Чтение онлайн

ЖАНРЫ

Шрифт:

Комнату, разумеется, оставлял Генке, а вернувшись, удержал его у себя до осени, когда должно было освободиться место в хорошем общежитии для аспирантов. Остаток того жаркого лета запомнился Сураеву как сплошной праздник: приятели не нашли лучшего применения его армейским отпускным и выходному пособию, хоть и тогда было ясно, что холодильник, «Саратов» первого выпуска, давно дышит на ладан. Однако былая сердечная непринужденность редко гостила у них и за пиршественным столом, а виноват тут был, конечно же, он, Сураев: в армии перед ним впервые по-настоящему раскрылось неравенство между людьми, многоликое, вездесущее и всегда несправедливое – потому что вовсе не сводится оно к загадочному дару, заложенному в тебе судьбой. А Генка мало того, что талантливее, он далеко вперёд ушел за те два года и в интеллектуальном развитии. Всё бы ничего, если б не болезненно ощущаемая гвардии лейтенантом запаса собственная в этом отношении деградация: он долго ещё избывал навязанное армией косноязычие, а от привычки помалкивать даже тогда, когда есть что сказать, так, пожалуй, и не избавился. Быть может, и к лучшему. И вообще нельзя сказать, чтобы армия не дала ему ничего хорошего. Мужчина не должен избегать службы в армии – такой, во всяком случае, какой была СА в начале семидесятых: привилегированная, воюющая только негласно, за границей. К тому же увиденная глазами офицера, не солдата. Однако и в ней Сураеву пришлось приложить огромные усилия, чтобы сохранить в неприкосновенности свою душевную жизнь, законсервироваться, и следует признать, что полностью это не удалось.

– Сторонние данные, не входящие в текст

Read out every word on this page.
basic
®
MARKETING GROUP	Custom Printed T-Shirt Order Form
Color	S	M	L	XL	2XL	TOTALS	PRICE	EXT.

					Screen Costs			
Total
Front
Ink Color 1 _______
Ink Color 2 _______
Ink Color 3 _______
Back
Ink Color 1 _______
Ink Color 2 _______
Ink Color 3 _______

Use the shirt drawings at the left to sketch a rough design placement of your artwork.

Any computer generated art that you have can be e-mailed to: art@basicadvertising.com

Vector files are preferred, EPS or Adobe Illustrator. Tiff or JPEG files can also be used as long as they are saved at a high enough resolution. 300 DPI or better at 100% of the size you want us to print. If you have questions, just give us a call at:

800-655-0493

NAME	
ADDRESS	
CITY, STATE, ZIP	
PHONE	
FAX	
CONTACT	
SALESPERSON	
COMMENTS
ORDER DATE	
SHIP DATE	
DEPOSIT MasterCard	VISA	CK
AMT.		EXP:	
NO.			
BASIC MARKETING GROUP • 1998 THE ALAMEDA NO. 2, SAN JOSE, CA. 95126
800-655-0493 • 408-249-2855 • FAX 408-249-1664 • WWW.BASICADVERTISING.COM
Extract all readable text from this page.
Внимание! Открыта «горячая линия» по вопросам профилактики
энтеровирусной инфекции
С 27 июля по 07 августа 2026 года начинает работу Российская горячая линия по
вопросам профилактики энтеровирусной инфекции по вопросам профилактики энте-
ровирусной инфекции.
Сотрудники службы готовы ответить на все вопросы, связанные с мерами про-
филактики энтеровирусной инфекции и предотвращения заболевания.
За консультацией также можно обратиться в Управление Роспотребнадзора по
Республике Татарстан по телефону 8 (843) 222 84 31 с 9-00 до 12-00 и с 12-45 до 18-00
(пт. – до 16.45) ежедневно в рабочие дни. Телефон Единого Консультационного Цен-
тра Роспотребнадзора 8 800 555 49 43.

Генка, благородная душа, делал вид, что не замечает переживаний Шамаша, и только единожды дал понять, что не слепой же он, в конце-то концов, не бревно бесчувственное. В одно из застолий Генка поделился наблюдением: все, мол, демобилизованные без конца рассказывают о своей службе, просто болезнь какая-то, а вот Сашок молчит – служил, выходит, в разведке. Сказано это было тоном легким, шутливым, так что сидевшая рядом очередная Наташа (или Лена) прыснула, не дожидаясь ответа. А Генка дождался. И только поднял свои густые чёрные брови, когда Шамаш пробормотал, что давал подписку о неразглашении. Не один тот эпизод, конечно, причиной, но и его вспоминал Сураев, когда возвращался к догадке: миру крепко не повезло, что Ленин и Сталин родились в Российской империи. Вот если бы социализм попробовали устроить греки… Однако разумно ли по Генке судить обо всех греческих коммунистах? Обоснованность сомнений подтвердилась уже через несколько лет.

А первые годы они продолжали встречаться за накрытым столом: Генкина защита, Генкино новоселье, Генкина с Милкой свадьба. Тут притормозилось: молодые жены, дело известное, не жалуют приятелей развесёлой юности мужей. Однако Генка, постепенно превращавшийся в Геннадия Дмитриевича, умел с этим справляться. Затем настала пора, когда уже сам Сураев перестал под разными благовидными предлогами отзываться на его приглашения. Снова влюбился тогда, и жестоко.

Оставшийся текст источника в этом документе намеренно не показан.